Another potential challenge is litigation. “Litigation and concerns about harassment and social justice have flooded our national discourse over the last year and these high-sensitivity matters continue to be debated in courts, the press—and even in Presidential tweets,” says Jeanine O'Kane of Syneos Health, who says litigation and compliance experts need to work with experts in healthcare communications “to help C-Suite leaders sensitively address their internal and external stakeholders in a polarized climate will dramatically increase in both need and demand.”

That’s another reason that internal stakeholders in general are becoming a higher priority. Says O’Kane, “Employee engagement is the top issue on the minds of business leaders. As we know, there is a direct correlation between engagement and performance. Companies are going to need to increase the dialogue and the transparency of those dialogues. In addition, we will see more employee communication that focuses on helping and helping employees personalize the purpose of their work—I think this will be a new genesis of moving from the purpose-led brand to the purpose-led employee.”

5. Critical Conditions

Finally, there are several disease categories where healthcare communicators expect to see growth in the year ahead.

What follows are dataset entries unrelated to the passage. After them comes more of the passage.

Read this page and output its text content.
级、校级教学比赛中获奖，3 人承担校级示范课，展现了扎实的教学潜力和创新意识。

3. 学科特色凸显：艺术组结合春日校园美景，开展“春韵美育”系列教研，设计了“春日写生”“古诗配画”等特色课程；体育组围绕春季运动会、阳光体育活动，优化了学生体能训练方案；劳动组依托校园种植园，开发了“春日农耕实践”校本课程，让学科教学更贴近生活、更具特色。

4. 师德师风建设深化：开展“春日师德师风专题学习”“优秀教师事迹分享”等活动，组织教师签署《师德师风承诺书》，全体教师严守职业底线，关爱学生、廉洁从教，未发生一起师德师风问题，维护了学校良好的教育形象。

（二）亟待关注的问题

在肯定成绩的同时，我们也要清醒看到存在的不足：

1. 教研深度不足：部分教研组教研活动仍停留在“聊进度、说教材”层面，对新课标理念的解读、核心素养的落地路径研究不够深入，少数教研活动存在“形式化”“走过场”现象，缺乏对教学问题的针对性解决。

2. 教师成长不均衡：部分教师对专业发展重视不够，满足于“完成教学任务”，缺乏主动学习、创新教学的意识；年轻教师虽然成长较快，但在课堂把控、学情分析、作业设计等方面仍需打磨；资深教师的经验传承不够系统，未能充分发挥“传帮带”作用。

Michelle Gross, president of Spectrum Science is predicting “an increased focus on niche and specialty programs, because that’s where the science is leading us. We know so much more about these disease areas now that discovering and developing treatments is tangible and very possible, so everyone is trying to own a piece of these newly unlocked areas, which didn’t receive a lot of communications attention before.”

There has been considerable focus recently on the ageing population, in the US and Europe, and in Asian markets such as Japan and Korea, and that is likely to continue.

“The large and aging baby boomer population brings with it increasing rates of age-related chronic conditions, including heart and kidney disease, diabetes and obesity, among others,” says Bird. “Increasing societal emphasis on health, as well as availability of better health screenings, is helping more people take proactive steps to prevent chronic conditions.”

Bird also sees more focus on infectious diseases, which he says are “a global burden and ongoing threat to public and individual health.”

Says Bird, “Greater movement of populations and increasingly diverse societies present new challenges for controlling infectious diseases The growing risk of antibiotic resistance may be especially dangerous for people with compromised immune systems due to cancer, HIV, hepatitis or other conditions. Yet we can prevent the spread of infectious diseases and many can be largely eliminated through vaccination and other types of prevention such as connecting those who test positive with an infectious disease with early and ongoing treatment and self-management education. The need to discover cures/vaccines remains urgent.”